(JTA) – Freed spy-for-Israel Jonathan Pollard will speak to Jewish leaders next week and has received a more Shabbat-friendly electronic monitoring bracelet, according to the Forward.
Pollard will speak to members of the Conference of Presidents of Major Jewish American Organizations in New York, the Forward reported Wednesday, citing unnamed sources informed about the event, at a meeting that will also include New York Democratic congressmen Jerry Nadler and Eliot Engel. The meeting will discuss, in part, efforts to ease Pollard’s parole conditions, in which the congressmen have been actively involved, the report said.

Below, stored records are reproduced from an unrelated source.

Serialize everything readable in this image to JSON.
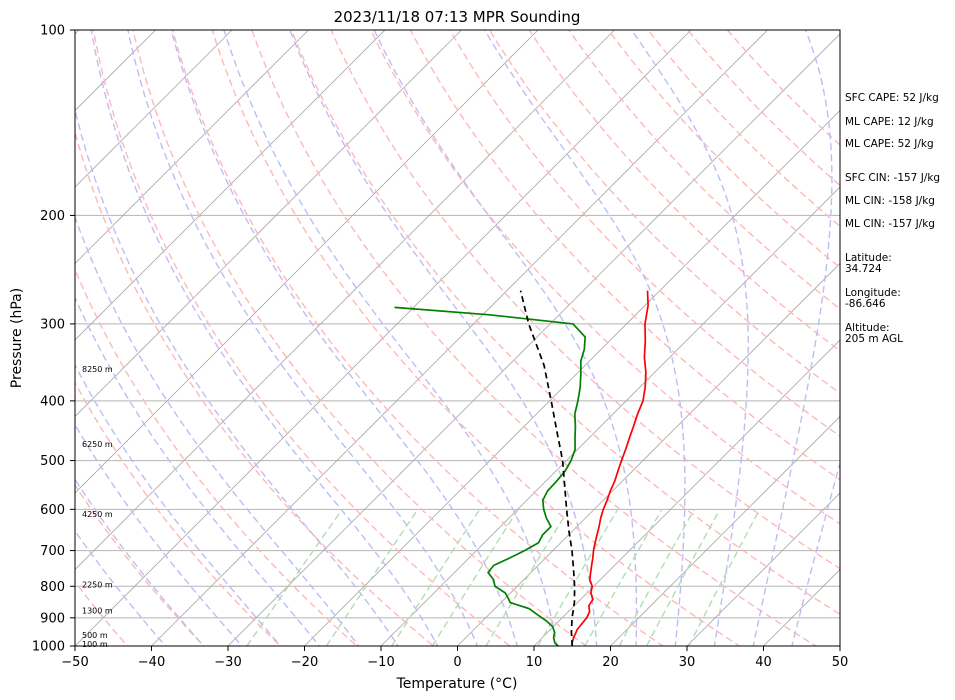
{
  "chart_data": {
    "type": "skew-t",
    "title": "2023/11/18 07:13 MPR Sounding",
    "xlabel": "Temperature (°C)",
    "ylabel": "Pressure (hPa)",
    "xlim": [
      -50,
      50
    ],
    "ylim": [
      1000,
      100
    ],
    "y_scale": "log",
    "x_ticks": [
      -50,
      -40,
      -30,
      -20,
      -10,
      0,
      10,
      20,
      30,
      40,
      50
    ],
    "y_ticks": [
      1000,
      900,
      800,
      700,
      600,
      500,
      400,
      300,
      200,
      100
    ],
    "grid": true,
    "series": [
      {
        "color": "#ff0000",
        "points": [
          [
            1000,
            15.0
          ],
          [
            990,
            14.6
          ],
          [
            970,
            14.1
          ],
          [
            940,
            13.5
          ],
          [
            900,
            13.2
          ],
          [
            880,
            12.8
          ],
          [
            860,
            11.9
          ],
          [
            840,
            11.6
          ],
          [
            820,
            10.5
          ],
          [
            800,
            9.8
          ],
          [
            780,
            8.6
          ],
          [
            760,
            7.8
          ],
          [
            740,
            7.0
          ],
          [
            720,
            6.2
          ],
          [
            700,
            5.3
          ],
          [
            680,
            4.5
          ],
          [
            660,
            3.7
          ],
          [
            640,
            2.9
          ],
          [
            620,
            2.0
          ],
          [
            600,
            1.2
          ],
          [
            580,
            0.5
          ],
          [
            560,
            -0.3
          ],
          [
            540,
            -1.0
          ],
          [
            520,
            -1.9
          ],
          [
            500,
            -2.8
          ],
          [
            480,
            -3.7
          ],
          [
            460,
            -4.7
          ],
          [
            440,
            -5.7
          ],
          [
            420,
            -6.8
          ],
          [
            400,
            -7.8
          ],
          [
            380,
            -9.3
          ],
          [
            360,
            -11.1
          ],
          [
            340,
            -13.3
          ],
          [
            320,
            -15.3
          ],
          [
            300,
            -17.6
          ],
          [
            280,
            -19.6
          ],
          [
            265,
            -21.6
          ]
        ]
      },
      {
        "color": "#008000",
        "points": [
          [
            1000,
            13.2
          ],
          [
            990,
            12.4
          ],
          [
            970,
            11.5
          ],
          [
            950,
            10.9
          ],
          [
            930,
            9.9
          ],
          [
            910,
            8.3
          ],
          [
            890,
            6.4
          ],
          [
            870,
            4.5
          ],
          [
            850,
            1.2
          ],
          [
            835,
            0.3
          ],
          [
            820,
            -0.7
          ],
          [
            800,
            -2.9
          ],
          [
            780,
            -4.0
          ],
          [
            760,
            -5.6
          ],
          [
            740,
            -5.8
          ],
          [
            720,
            -4.7
          ],
          [
            700,
            -3.7
          ],
          [
            680,
            -2.9
          ],
          [
            660,
            -3.4
          ],
          [
            640,
            -3.4
          ],
          [
            620,
            -5.1
          ],
          [
            600,
            -6.6
          ],
          [
            580,
            -7.9
          ],
          [
            560,
            -8.5
          ],
          [
            540,
            -8.6
          ],
          [
            520,
            -8.8
          ],
          [
            500,
            -9.4
          ],
          [
            480,
            -10.3
          ],
          [
            460,
            -11.8
          ],
          [
            440,
            -13.3
          ],
          [
            420,
            -15.0
          ],
          [
            400,
            -16.3
          ],
          [
            380,
            -17.8
          ],
          [
            360,
            -19.6
          ],
          [
            345,
            -21.1
          ],
          [
            330,
            -22.2
          ],
          [
            315,
            -23.7
          ],
          [
            300,
            -27.0
          ],
          [
            290,
            -39.1
          ],
          [
            282,
            -52.5
          ]
        ]
      },
      {
        "color": "#000000",
        "dashed": true,
        "points": [
          [
            1000,
            15.0
          ],
          [
            950,
            13.1
          ],
          [
            900,
            11.3
          ],
          [
            850,
            9.6
          ],
          [
            800,
            7.5
          ],
          [
            750,
            5.1
          ],
          [
            700,
            2.5
          ],
          [
            650,
            -0.5
          ],
          [
            600,
            -3.6
          ],
          [
            550,
            -6.9
          ],
          [
            500,
            -10.5
          ],
          [
            450,
            -14.9
          ],
          [
            400,
            -19.8
          ],
          [
            350,
            -25.4
          ],
          [
            300,
            -32.8
          ],
          [
            265,
            -38.2
          ]
        ]
      }
    ],
    "height_labels": [
      {
        "p": 355,
        "text": "8250 m"
      },
      {
        "p": 470,
        "text": "6250 m"
      },
      {
        "p": 610,
        "text": "4250 m"
      },
      {
        "p": 795,
        "text": "2250 m"
      },
      {
        "p": 875,
        "text": "1300 m"
      },
      {
        "p": 960,
        "text": "500 m"
      },
      {
        "p": 993,
        "text": "100 m"
      }
    ],
    "isotherms": [
      -150,
      -140,
      -130,
      -120,
      -110,
      -100,
      -90,
      -80,
      -70,
      -60,
      -50,
      -40,
      -30,
      -20,
      -10,
      0,
      10,
      20,
      30,
      40,
      50
    ],
    "dry_adiabats_theta_K": [
      210,
      220,
      230,
      240,
      250,
      260,
      270,
      280,
      290,
      300,
      310,
      320,
      330,
      340,
      350,
      360,
      370,
      380,
      390,
      400,
      410,
      420,
      430,
      440
    ],
    "moist_adiabats_T0_C": [
      -35,
      -30,
      -25,
      -20,
      -15,
      -10,
      -5,
      0,
      5,
      10,
      15,
      20,
      25,
      30,
      35,
      40,
      45
    ],
    "mixing_ratios_gkg": [
      0.4,
      1,
      2,
      3,
      5,
      8,
      12,
      16,
      20,
      28
    ],
    "colors": {
      "temperature": "#ff0000",
      "dewpoint": "#008000",
      "parcel": "#000000",
      "isotherm": "#a8a8a8",
      "dry_adiabat": "#ffb8b8",
      "moist_adiabat": "#bdbdf5",
      "mixing_ratio": "#b3dcb3",
      "grid": "#b5b5b5"
    }
  },
  "annotations": {
    "sfc_cape": "SFC CAPE: 52 J/kg",
    "ml_cape_1": "ML CAPE: 12 J/kg",
    "ml_cape_2": "ML CAPE: 52 J/kg",
    "sfc_cin": "SFC CIN: -157 J/kg",
    "ml_cin_1": "ML CIN: -158 J/kg",
    "ml_cin_2": "ML CIN: -157 J/kg",
    "latitude": "Latitude:\n34.724",
    "longitude": "Longitude:\n-86.646",
    "altitude": "Altitude:\n205 m AGL"
  }
}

Notice of the meeting does not appear on the Conference of Presidents’ website. The Conference of Presidents informed member organizations of the event by phone instead of by email as it usually does. This may have been done to prevent news about the meeting from leaking beforehand, an unnamed official told the Forward.
Malcolm Hoenlein, executive vice president of the conference, did not respond to the Forward’s request for comment on the meeting
Pollard was released from U.S. federal prison in November after serving 30 years of a life sentence for spying for Israel
The restrictive conditions for Pollard’s five-year parole include wearing an electronic ankle bracelet with GPS tracking and surveillance of his and any employer’s computers. He also is confined to his New York home between 7 pm and 7 am – a condition, Pollard’s attorneys have argued in requesting an easing of the restrictions, that has interfered with his ability to observe the Jewish Sabbath and certain holidays, and could preclude him from holding down a job.
Pollard’s lawyers have asked the U.S. District Court of the Southern District of New York to ease his parole conditions.
The probation officers agreed to extend Pollard’s curfew hours and offered him a GPS bracelet which does not require frequent charging. In a hearing last month, Judge Katherine Forrest of the U.S. District Court in Manhattan sent the Pollard case back to the U.S. Parole Commission for further review.